Billy Beane’s statistical holy grail was on-base percentage. Medalball, however, doesn’t have one. Sports that seem favorable by one measure, like badminton, are prohibitive by another. But wrestling, tae kwon do and weight lifting would be Beane’s best bets. These sports, which tend to rely more on brute physical strength than highly refined athletic abilities, factored the highest by my criteria. A number of the most unfavorable sports — including the bottom-ranked one, field hockey — are team sports, or ones in which there is rich professional competition.
This analysis, however, is really just the tip of the iceberg. Further analysis of the competitors within each sport could yield more opportunities. (Perhaps men’s skeet shooting could prove especially medal-rich?) That said, here’s my index for the easiest and hardest sports for a small-market country to medal in.
FINAL RESULTS (It’s out of 10 points; 5 is average)
1. Wrestling 8.78
Thirty-five countries, including Kyrgyzstan, have medaled in wrestling since 1996.
2. Tae Kwon Do 8.76
Though an Olympic sport only since 2000, it already has among the most diverse lists of medal-winning countries, including Afghanistan and Venezuela.
3. Weight Lifting 8.69
Its eight male (and seven female) weight classes give athletes of all sizes a chance. The poorer nations of Southeast Asia have done well in the lighter classes.
An extended list of the easiest sports to medal in:
4. Boxing *
5. Gymnastics
6. Judo
* Recent medalists include Tonga, Mongolia and Kazakhstan.

32. Field Hockey 1.45
India was once strong in this event, but wealthy nations like the Netherlands and Australia have stood atop the podium recently.
30. Triathlon 2.38
The intense training has made it mostly a luxury for wealthier nations; Australia, Switzerland and New Zealand have medaled the most since it was introduced in 2000.
31. Basketball 2.37
Rich nations are the only ones able to stand a chance against the United States in the Dream Team era.
And more of the hardest:
29. Synchronized Swimming
28. Equestrian
27. Beach Volleyball *
* Switzerland is the only landlocked country ever to medal.
Nate Silver runs the FiveThirtyEight blog. His book “The Signal and the Noise: Why So Many Predictions Fail but Some Don’t” is due out in September.
Editor: Jon Kelly

HD says: Have we ever done such a study - or any form of studies on our participation at major events?

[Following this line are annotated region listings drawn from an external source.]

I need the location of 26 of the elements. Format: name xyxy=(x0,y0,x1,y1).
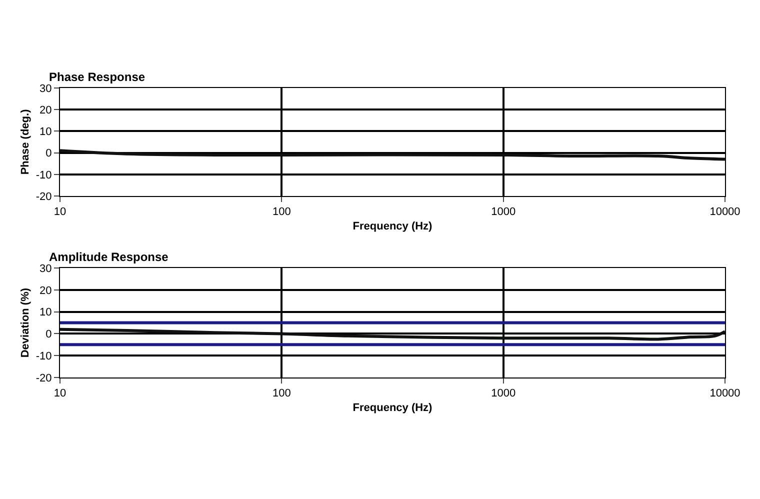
y-tick-label: 30 xyxy=(40,82,52,95)
x-tick-label: 10 xyxy=(54,388,66,400)
x-tick-label: 10000 xyxy=(710,388,740,400)
y-axis-title: Phase (deg.) xyxy=(20,108,32,175)
y-tick-label: -20 xyxy=(36,372,52,384)
x-tick-label: 10 xyxy=(54,206,66,218)
y-tick-label: 20 xyxy=(40,284,52,297)
chart-title: Phase Response xyxy=(49,70,146,84)
y-tick-label: 10 xyxy=(40,306,52,319)
x-tick-label: 1000 xyxy=(491,206,516,218)
x-tick-label: 100 xyxy=(272,206,291,218)
y-tick-label: -20 xyxy=(36,190,52,203)
x-tick-label: 10000 xyxy=(710,206,740,218)
y-tick-label: 20 xyxy=(40,104,52,116)
x-axis-title: Frequency (Hz) xyxy=(352,402,433,414)
y-tick-label: 30 xyxy=(40,262,52,275)
y-tick-label: 10 xyxy=(40,126,52,138)
y-tick-label: 0 xyxy=(46,148,52,160)
y-tick-label: 0 xyxy=(46,328,52,341)
x-tick-label: 100 xyxy=(272,388,291,400)
y-tick-label: -10 xyxy=(36,169,52,182)
y-axis-title: Deviation (%) xyxy=(20,288,32,358)
y-tick-label: -10 xyxy=(36,350,52,362)
x-axis-title: Frequency (Hz) xyxy=(352,220,433,232)
chart-title: Amplitude Response xyxy=(49,250,169,264)
x-tick-label: 1000 xyxy=(491,388,516,400)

  1. Why do we need studies? Are we ever going to believe in the results? When you have so many experts coming on TV commenting on everything under the sun (at least about sports) don't need data to tell you otherwise. Arena's recent coverage of SUKMA as a joke ...with journo's commenting on nutrition, training as if they had a multitude of degrees in that given field.....We have become a nation of rejecting findings that tell us the truth!

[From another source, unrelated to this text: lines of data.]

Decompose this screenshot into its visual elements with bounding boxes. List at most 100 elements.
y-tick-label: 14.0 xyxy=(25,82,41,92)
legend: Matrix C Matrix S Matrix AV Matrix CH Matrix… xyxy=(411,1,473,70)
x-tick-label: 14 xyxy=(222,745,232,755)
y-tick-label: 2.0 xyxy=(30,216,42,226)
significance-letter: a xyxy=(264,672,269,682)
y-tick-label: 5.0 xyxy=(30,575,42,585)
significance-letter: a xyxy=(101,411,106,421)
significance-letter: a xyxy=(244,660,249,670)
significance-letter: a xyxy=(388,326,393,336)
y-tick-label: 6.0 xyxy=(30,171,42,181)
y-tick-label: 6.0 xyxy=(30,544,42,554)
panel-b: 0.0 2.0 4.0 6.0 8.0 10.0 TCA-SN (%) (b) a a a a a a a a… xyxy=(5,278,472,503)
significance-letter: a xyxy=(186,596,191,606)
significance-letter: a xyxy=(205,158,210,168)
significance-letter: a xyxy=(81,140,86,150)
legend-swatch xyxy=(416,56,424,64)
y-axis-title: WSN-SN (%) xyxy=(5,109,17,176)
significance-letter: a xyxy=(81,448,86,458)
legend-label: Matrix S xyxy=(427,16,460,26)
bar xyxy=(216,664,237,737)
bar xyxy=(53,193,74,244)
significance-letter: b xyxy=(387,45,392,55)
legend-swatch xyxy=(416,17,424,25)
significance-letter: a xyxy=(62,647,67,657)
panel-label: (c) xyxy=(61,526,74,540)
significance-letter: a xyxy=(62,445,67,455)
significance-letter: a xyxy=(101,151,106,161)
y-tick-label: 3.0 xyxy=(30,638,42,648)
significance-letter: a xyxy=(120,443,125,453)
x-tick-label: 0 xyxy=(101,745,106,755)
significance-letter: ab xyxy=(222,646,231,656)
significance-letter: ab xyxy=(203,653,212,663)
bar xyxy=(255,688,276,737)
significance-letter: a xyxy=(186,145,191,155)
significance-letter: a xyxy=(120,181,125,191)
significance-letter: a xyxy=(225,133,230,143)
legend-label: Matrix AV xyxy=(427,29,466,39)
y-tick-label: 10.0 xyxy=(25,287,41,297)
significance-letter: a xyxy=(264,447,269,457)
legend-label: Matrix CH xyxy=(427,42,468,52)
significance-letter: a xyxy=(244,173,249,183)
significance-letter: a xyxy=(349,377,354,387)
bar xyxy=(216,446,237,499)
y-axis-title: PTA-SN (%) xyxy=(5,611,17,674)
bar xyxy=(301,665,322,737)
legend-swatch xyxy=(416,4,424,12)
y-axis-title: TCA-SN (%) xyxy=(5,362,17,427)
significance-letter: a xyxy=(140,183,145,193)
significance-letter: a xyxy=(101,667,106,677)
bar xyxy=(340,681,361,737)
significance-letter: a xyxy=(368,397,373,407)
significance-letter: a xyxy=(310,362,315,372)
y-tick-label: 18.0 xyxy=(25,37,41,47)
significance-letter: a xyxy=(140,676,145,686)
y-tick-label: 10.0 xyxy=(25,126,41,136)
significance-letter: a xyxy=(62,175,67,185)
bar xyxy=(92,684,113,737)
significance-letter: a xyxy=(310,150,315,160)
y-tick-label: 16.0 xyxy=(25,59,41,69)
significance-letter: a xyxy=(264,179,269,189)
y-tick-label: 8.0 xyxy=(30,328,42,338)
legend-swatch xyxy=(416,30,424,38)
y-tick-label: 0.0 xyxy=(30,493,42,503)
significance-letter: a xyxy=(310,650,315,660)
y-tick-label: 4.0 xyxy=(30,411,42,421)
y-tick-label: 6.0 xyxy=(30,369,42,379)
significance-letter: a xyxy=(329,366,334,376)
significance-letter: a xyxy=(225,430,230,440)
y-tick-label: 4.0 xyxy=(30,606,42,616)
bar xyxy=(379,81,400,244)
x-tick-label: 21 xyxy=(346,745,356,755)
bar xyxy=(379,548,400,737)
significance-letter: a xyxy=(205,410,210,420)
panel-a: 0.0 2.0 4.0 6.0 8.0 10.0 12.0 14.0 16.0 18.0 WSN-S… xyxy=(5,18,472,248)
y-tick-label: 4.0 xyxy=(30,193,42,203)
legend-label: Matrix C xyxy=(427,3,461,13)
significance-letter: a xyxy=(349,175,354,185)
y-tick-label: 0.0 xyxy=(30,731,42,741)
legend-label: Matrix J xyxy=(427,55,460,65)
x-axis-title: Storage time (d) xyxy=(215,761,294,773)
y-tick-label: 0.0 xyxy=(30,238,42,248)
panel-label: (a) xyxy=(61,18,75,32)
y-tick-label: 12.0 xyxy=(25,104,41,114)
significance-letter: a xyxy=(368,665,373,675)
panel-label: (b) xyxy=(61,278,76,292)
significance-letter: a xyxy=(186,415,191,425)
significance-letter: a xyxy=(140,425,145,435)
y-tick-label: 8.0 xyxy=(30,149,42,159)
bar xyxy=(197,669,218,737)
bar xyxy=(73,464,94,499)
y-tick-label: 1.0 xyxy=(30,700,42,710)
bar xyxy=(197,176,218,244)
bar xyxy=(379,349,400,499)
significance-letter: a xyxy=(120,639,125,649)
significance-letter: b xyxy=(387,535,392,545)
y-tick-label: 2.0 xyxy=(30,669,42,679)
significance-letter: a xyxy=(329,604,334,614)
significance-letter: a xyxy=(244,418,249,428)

  2. We cannot use $$ to measure how many medals we will win! If we can, then a lots of other RICH nations already win a lot of medals.
    Again, a study or finding is just just to support a fact. Elite sports needs combination of all.

  3. Is not easy to win gold medal in olympic with support from all. Please support by highlighting the athletes stories. What they have to endure to reach that level. Don't just focus on the negative reporting.